ALA MW report #1--IFC

I'm trying to ease myself back into conference blogging. I got a lot out of it for the conferences I managed to do it for, so here's the first one from Midwinter 07.

I'm on two committees for ALA and have one elected office so I'm pretty busy going to meetings. This first report will be about the ALA Council Committee for which I am an intern--the Intellectual Freedom Committee.

This is an exciting, dynamic committee and I always learn the most from these meetings. It is also a contentious committee among some members of ALA--obviously any committee that discusses intellectual freedom will have its share of controversy and debate both within and outside the meetings. I know that Greg was in attendance at our first meeting and blogged about it here and here. The topic of that particular meeting was primarily Cuban librarians. I have no particular position on the issue personally, but I did support the committee's agreement that it was not our fight. Our charge and our focus is on US intellectual freedom issues, and I think Greg did a good job pointing that out.

Other issues that we discussed at Midwinter include:

  • The National Discussion on Privacy. To fulfill a resolution adopted by Council at ALA Annual 06, the IFC will assemble and present a national conference on privacy, tentatively titled "Taking Back American Values." This conference will work to be collaborative across the library world and the US at large. Topics to be discussed include sniffer software, ISP user tracking, NSA surveillance of citizens, CALEA, Council of Europe treaty on cybercrime, DHS surveillance of citizens, and Justice Department surveillance of citizens.
  • Discussion on the core values and priorities of ALA. How can these fit in with accreditation processes and Leslie Burger's National Library Agenda?
  • Intellectual Freedom programs to be presented at ALA Annual 07: A preconference on the Library Bill of Rights sponsored by IFRT; programs on Bush Administration policies and IF, the need for information ethics training, RFID, whistleblowing (should be very exciting!) and a discussion between a judge from US Ct of Appeals 7th Circuit and a law professor on liberty vs national security (also should be very interesting!).

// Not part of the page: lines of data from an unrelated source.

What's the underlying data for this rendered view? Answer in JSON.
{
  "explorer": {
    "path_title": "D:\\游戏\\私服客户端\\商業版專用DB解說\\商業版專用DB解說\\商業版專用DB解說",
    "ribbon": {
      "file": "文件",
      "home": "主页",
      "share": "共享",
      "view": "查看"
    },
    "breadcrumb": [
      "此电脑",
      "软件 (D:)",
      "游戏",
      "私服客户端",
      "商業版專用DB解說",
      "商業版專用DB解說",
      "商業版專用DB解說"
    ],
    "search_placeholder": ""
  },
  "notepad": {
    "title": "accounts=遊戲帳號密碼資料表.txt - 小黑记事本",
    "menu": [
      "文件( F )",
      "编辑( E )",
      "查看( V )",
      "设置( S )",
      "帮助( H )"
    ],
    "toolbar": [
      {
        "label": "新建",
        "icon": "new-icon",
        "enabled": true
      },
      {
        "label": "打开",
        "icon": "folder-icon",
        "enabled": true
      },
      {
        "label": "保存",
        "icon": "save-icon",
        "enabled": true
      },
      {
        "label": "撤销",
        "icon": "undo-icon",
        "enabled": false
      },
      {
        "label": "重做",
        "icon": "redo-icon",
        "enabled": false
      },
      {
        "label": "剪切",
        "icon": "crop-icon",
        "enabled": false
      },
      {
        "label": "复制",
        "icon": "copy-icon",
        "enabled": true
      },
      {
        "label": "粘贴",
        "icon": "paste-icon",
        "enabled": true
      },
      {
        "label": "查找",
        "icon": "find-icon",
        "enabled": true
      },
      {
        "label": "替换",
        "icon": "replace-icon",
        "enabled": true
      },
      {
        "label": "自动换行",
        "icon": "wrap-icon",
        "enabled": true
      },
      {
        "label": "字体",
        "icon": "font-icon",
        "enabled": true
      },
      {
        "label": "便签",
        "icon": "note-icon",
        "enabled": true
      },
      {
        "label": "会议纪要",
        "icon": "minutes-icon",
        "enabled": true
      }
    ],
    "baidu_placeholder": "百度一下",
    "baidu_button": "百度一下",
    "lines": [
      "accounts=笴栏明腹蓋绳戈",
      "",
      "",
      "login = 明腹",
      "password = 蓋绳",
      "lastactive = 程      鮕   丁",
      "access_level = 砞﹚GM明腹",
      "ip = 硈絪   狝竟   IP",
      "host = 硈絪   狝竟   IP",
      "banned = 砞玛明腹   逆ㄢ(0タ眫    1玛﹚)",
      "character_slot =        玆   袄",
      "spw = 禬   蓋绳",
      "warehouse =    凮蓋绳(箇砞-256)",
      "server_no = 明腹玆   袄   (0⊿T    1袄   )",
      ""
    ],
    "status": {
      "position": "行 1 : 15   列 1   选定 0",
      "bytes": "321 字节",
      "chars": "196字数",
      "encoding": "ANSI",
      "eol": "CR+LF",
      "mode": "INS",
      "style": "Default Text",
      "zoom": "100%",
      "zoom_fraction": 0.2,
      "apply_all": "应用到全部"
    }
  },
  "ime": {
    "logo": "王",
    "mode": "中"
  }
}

This is just a very brief summary of the 12 hours(!) we spent together as a committee--if you have any questions about specifics or want more information on any point just let me know. More to come soon!


Was that you sitting a couple chairs over from me?

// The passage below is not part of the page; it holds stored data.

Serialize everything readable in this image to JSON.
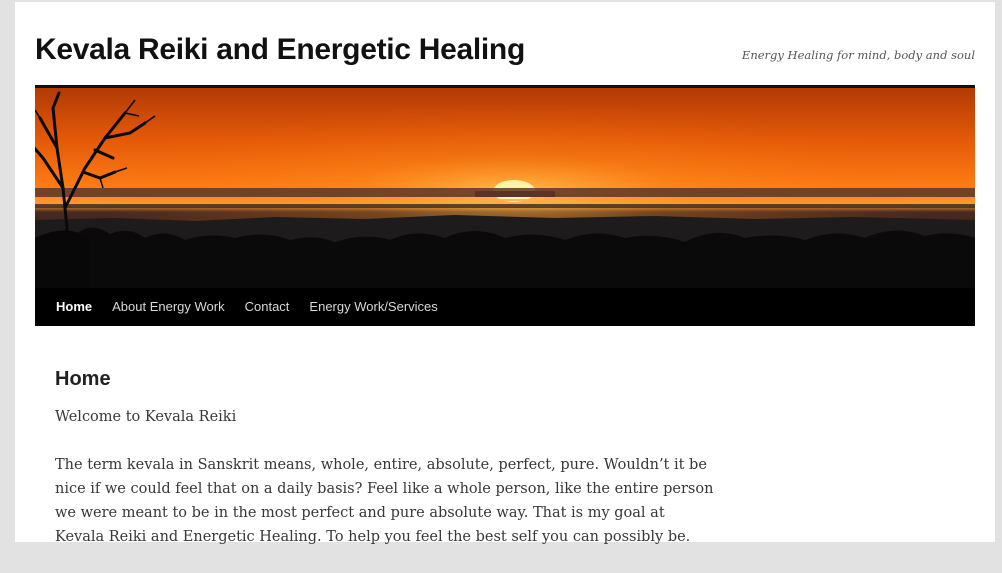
{
  "site": {
    "title": "Kevala Reiki and Energetic Healing",
    "description": "Energy Healing for mind, body and soul"
  },
  "banner": {
    "image": "sunset-over-savanna"
  },
  "nav": {
    "items": [
      {
        "label": "Home",
        "current": true
      },
      {
        "label": "About Energy Work",
        "current": false
      },
      {
        "label": "Contact",
        "current": false
      },
      {
        "label": "Energy Work/Services",
        "current": false
      }
    ]
  },
  "page": {
    "title": "Home",
    "paragraphs": [
      "Welcome to Kevala Reiki",
      "The term kevala in Sanskrit means, whole, entire, absolute, perfect, pure.  Wouldn’t it be nice if we could feel that on a daily basis?  Feel like a whole person, like the entire person we were meant to be in the most perfect and pure absolute way. That is my goal at Kevala Reiki and Energetic Healing. To help you feel the best self you can possibly be."
    ]
  },
  "colors": {
    "page_background": "#e2e2e2",
    "content_background": "#ffffff",
    "navbar": "#000000",
    "sky_top": "#cf4a06",
    "sky_horizon": "#ff8d18",
    "sun": "#fff3a8"
  }
}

Hey Samantha! It's great to have you back and reporting on library conferences!

Yep, I was pretty close to you. It was good to see you there, and I'm glad to see more being written about what we do in that committee. I think it's a mystery to most.

Samantha, I have just posted a detailed reply to the falsehoods that were spread at the meeting you attended. This has no reflection on you whatesover; we just refuse to be silenced and attacked by your bosses at the OIF Animal Farm, who seem to think that some books are better burned than others....They need to explain just why it is that they have taken the same position as the Communist-Party appointed hacks who control Cuban libraries: that Amnesty International is lying, or wrong. Same with the Organization for American States, which cites the court documents which Kurg and Wood refuse to address.Also, I am assuming that deleting posts from an open blog, supposedly dedicated to intellectual freedom, is not something the chief watchdogs of our liberties wish to be associated with....but that is EXACTLY what Don Wood has done to two different polite posts... sent them to the memory hole.Bad new for the OIF Animal Farm : This is NOT Cuba and we will not be flushed down the memory hole!

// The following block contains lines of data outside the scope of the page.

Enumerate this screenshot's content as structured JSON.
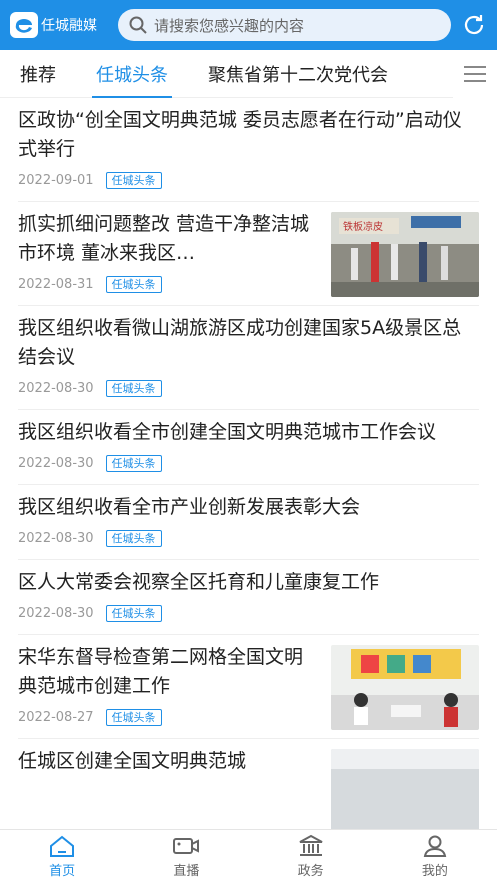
{
  "header": {
    "app_name": "任城融媒",
    "search_placeholder": "请搜索您感兴趣的内容"
  },
  "tabs": [
    {
      "label": "推荐"
    },
    {
      "label": "任城头条"
    },
    {
      "label": "聚焦省第十二次党代会"
    }
  ],
  "articles": [
    {
      "title": "区政协“创全国文明典范城 委员志愿者在行动”启动仪式举行",
      "date": "2022-09-01",
      "tag": "任城头条"
    },
    {
      "title": "抓实抓细问题整改 营造干净整洁城市环境 董冰来我区…",
      "date": "2022-08-31",
      "tag": "任城头条",
      "thumb_sign": "铁板凉皮"
    },
    {
      "title": "我区组织收看微山湖旅游区成功创建国家5A级景区总结会议",
      "date": "2022-08-30",
      "tag": "任城头条"
    },
    {
      "title": "我区组织收看全市创建全国文明典范城市工作会议",
      "date": "2022-08-30",
      "tag": "任城头条"
    },
    {
      "title": "我区组织收看全市产业创新发展表彰大会",
      "date": "2022-08-30",
      "tag": "任城头条"
    },
    {
      "title": "区人大常委会视察全区托育和儿童康复工作",
      "date": "2022-08-30",
      "tag": "任城头条"
    },
    {
      "title": "宋华东督导检查第二网格全国文明典范城市创建工作",
      "date": "2022-08-27",
      "tag": "任城头条"
    },
    {
      "title": "任城区创建全国文明典范城",
      "date": "",
      "tag": ""
    }
  ],
  "bottom_nav": [
    {
      "label": "首页",
      "icon": "home-icon"
    },
    {
      "label": "直播",
      "icon": "video-icon"
    },
    {
      "label": "政务",
      "icon": "government-building-icon"
    },
    {
      "label": "我的",
      "icon": "user-icon"
    }
  ],
  "colors": {
    "accent": "#1f8fe6"
  }
}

Hi there Walter, I have read your blog as well, but I want to clarify a couple of things that you have connected to my post. First of all, OIF is not 'our bosses' in any way on the IFC committee. They are there as ALA staff to assist us in the consideration of intellectual freedom issues as they pertain to members of the American Library Association. It is technically a standing Council committee and works with (but not for) OIF.The charge of the committee, as listed in the ALA Handbook of Organization, is "to recommend such steps as may be necessary to safeguard the rights of library users, libraries, and librarians, in accordance with the First Amendment of the United States Constitution and the Library Bill of Rights as adopted by ALA Council. To work closely with the Office for Intellectual Freedom and with other unites and officers of the Association in matters touching intellectual freedom and censorship."The key thing about our charge is that we are dealing with IF issues as they exist in the United States and as they affect the American Library Association. As was stated in the first IFC meeting this past Midwinter, Cuba does not fall under our charge and any debate or discussion thereto should be referred to the International Relations Committee or to IFLA/FAIFE. So I would say that criticizing IFC, OIF, Judith Krug, Don Wood, and so on is a waste of your time. We don't have anything to do with the Cuban Library issue and it will not come before us at IFC again.I appreciate your dedication to your cause, but urge you to address your complaints and concerns to the correct people.